Вконец оглушив читателя, не позволяя ему собраться с мыслями и задать резонный вопрос, в каком же возрасте ребенок подобен Платону, Фоме Аквинскому или Канту, Лоос переходит к самому знаменитому пассажу своей статьи, прославившему его имя в ряду писателей от эстетики. Ни Рескин с Моррисом, ни Пейтер с Оскаром Уайльдом оказались неспособны выговорить что-либо подобное. «Для маленького ребенка и папуаса не существует морали. Папуас убивает своих врагов и их съедает; но он не преступник. Современный же человек, убивающий и съедающий соседа, или преступник, или дегенерат. Папуас украшает себя татуировкой, разрисовывает сою пирогу и весло, все, что попадает ему в руки. Он не преступник. Современный человек с татуировкой или преступник, или дегенерат. Во многих тюрьмах число татуированных достигает 80%. Люди с татуировкой, живущие на свободе, являются или потенциальными преступниками, или аристократами-дегенератами. Бывает, что до конца своих дней они ведут безупречную жизнь. Это значит, что смерть наступила раньше, чем они совершили преступление»[8].

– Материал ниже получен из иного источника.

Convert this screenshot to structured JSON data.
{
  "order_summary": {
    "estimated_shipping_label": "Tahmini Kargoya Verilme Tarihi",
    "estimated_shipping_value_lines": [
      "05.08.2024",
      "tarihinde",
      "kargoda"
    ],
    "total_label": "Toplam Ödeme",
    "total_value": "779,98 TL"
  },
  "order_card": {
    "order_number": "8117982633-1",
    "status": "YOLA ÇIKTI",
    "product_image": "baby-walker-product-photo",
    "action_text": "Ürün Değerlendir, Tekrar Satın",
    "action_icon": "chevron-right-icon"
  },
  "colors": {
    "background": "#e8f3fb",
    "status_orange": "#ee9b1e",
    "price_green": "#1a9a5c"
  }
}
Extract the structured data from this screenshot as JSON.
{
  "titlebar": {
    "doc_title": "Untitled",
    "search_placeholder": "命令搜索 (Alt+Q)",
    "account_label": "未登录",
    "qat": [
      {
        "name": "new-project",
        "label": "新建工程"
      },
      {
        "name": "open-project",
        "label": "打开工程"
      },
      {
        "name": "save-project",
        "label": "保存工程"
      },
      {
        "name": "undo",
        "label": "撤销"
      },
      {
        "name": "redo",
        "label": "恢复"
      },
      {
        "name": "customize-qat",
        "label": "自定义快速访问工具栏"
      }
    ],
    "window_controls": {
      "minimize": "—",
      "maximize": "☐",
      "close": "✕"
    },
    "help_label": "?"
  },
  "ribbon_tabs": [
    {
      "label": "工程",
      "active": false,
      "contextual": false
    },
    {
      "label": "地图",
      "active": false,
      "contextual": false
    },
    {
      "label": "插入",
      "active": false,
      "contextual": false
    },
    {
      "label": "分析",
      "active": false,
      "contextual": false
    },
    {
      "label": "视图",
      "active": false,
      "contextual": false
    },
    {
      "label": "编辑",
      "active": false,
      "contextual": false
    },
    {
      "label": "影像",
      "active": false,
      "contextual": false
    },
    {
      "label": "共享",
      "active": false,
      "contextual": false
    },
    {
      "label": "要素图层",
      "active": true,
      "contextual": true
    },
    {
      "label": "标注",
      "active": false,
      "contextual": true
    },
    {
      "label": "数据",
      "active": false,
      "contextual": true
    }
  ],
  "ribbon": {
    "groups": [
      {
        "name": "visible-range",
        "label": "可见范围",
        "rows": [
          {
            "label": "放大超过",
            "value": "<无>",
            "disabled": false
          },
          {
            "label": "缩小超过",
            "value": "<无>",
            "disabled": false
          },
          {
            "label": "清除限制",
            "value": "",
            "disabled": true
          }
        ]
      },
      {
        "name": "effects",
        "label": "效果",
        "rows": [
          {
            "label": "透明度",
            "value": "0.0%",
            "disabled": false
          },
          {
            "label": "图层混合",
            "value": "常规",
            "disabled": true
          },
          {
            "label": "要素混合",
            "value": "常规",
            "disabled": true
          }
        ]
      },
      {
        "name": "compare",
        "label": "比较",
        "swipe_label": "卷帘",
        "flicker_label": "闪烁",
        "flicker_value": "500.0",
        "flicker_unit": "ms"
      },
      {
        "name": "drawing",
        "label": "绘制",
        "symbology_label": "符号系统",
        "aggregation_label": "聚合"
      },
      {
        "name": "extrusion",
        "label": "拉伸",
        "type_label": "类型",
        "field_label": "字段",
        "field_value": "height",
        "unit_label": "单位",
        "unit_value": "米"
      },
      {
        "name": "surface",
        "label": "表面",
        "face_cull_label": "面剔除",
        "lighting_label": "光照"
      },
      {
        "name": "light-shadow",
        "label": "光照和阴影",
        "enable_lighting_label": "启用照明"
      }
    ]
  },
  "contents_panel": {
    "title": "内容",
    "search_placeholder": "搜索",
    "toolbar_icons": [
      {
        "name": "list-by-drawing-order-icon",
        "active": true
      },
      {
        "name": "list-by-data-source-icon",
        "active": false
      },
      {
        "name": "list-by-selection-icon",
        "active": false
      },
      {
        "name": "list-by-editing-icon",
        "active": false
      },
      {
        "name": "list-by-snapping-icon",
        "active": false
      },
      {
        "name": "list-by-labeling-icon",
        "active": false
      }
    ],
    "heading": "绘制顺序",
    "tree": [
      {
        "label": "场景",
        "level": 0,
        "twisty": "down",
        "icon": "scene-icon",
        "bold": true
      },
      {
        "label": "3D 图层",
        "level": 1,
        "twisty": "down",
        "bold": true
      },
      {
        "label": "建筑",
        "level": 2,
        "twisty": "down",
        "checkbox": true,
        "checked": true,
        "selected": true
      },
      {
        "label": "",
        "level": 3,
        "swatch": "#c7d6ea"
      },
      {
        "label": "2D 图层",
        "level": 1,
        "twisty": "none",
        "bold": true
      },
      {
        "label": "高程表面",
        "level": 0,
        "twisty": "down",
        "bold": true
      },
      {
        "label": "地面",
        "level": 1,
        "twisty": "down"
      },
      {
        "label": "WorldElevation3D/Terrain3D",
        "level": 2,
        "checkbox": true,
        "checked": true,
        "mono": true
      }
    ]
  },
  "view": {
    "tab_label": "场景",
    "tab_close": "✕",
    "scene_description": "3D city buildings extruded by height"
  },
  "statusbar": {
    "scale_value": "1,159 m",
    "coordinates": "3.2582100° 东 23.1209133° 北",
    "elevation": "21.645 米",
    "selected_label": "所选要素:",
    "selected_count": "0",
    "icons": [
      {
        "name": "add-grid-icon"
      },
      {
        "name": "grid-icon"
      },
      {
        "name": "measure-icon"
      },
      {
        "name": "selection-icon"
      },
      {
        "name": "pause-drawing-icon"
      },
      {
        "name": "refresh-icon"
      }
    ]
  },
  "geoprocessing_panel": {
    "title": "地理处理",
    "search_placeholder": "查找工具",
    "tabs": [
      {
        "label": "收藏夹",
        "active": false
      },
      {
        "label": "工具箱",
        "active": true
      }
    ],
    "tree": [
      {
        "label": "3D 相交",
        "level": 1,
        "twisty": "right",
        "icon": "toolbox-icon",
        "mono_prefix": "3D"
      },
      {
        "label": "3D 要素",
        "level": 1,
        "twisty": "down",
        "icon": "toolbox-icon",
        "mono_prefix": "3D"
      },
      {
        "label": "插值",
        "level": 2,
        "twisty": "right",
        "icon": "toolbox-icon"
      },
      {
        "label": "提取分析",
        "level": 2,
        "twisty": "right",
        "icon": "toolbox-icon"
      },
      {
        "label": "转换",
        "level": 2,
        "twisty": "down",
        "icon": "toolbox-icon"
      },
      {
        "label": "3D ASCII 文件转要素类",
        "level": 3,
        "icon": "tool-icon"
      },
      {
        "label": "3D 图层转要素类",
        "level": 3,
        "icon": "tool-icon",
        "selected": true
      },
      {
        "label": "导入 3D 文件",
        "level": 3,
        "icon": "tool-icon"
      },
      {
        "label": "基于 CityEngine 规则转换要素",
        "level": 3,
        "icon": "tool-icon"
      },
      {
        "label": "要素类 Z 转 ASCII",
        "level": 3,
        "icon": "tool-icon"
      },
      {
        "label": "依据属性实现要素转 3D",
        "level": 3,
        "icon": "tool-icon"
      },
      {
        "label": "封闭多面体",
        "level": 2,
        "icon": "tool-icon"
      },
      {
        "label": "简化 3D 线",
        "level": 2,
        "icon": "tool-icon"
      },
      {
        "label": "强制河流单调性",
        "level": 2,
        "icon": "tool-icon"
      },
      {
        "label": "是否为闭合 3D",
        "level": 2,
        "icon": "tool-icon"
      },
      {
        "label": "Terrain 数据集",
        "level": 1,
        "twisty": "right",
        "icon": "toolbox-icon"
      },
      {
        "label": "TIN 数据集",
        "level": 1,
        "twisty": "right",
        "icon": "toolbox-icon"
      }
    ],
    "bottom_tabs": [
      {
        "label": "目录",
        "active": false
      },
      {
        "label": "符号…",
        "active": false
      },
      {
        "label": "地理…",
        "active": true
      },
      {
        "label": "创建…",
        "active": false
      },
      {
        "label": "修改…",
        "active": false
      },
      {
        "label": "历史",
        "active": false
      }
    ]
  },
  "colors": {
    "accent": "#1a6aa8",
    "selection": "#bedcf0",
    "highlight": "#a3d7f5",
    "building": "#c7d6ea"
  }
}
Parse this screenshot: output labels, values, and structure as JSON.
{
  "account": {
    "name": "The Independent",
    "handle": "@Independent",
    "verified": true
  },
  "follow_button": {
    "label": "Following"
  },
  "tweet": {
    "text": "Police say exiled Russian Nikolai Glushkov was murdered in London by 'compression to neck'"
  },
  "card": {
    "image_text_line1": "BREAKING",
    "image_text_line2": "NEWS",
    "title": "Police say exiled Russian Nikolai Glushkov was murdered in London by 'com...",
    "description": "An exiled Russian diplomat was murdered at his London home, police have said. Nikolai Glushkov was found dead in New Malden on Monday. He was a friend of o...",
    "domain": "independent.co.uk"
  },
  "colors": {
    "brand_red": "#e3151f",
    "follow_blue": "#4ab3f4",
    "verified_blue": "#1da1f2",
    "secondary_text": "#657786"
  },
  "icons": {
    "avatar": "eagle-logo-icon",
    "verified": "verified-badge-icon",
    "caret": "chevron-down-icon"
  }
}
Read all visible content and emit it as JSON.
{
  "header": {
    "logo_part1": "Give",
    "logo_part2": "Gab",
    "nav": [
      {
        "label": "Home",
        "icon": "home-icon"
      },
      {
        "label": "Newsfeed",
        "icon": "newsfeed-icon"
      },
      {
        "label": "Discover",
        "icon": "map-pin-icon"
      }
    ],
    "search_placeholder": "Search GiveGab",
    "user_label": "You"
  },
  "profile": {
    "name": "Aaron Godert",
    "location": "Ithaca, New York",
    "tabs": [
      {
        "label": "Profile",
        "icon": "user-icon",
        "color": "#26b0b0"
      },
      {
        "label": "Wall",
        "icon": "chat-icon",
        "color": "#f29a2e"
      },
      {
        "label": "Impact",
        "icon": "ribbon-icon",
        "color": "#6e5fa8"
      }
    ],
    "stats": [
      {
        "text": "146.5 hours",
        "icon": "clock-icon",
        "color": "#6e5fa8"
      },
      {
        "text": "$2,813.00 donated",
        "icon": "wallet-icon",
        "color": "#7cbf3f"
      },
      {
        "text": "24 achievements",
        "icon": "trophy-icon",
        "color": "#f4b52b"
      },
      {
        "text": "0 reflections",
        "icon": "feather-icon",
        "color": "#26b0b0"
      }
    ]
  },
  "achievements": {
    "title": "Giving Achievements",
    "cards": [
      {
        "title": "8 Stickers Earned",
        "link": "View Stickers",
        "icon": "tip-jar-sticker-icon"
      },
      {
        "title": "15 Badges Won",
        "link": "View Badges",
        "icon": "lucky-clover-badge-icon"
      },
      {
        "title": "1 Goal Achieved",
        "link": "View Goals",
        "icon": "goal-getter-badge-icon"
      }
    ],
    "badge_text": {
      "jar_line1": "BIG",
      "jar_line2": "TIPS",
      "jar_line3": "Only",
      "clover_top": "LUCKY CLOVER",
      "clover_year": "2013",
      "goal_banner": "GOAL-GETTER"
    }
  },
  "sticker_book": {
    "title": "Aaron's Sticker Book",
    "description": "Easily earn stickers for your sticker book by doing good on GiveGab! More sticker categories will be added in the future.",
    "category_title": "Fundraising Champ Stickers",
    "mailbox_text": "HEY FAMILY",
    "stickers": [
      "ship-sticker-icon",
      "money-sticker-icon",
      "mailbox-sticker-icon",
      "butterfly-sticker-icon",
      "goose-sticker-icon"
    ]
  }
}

Текст Лооса носит следы самых разнообразных влияний и содержит еще больше предвосхищений. Если рассуждения об эстетстве и «дегенерации» с одной стороны, следуют знаменитому некогда «Вырождению» Макса Нордау и исследованиям «тела-палимпсеста» Чезаре Ломброзо , а с другой - расчищают дорогу для кампаний против «дегенеративного искусства», проводившихся под патронажем другого знаменитого венца, то наброски культурологической концепции можно счесть предвосхищающими Шпенглера или Ханса Зедльмайра[9]. А последовательно конструируемый Лоосом психотип «дикаря», не различающего свои поделки и собственное тело, напоминает позднейшую концепцию Леви-Брюля , и даже превосходит ее своей радикальностью.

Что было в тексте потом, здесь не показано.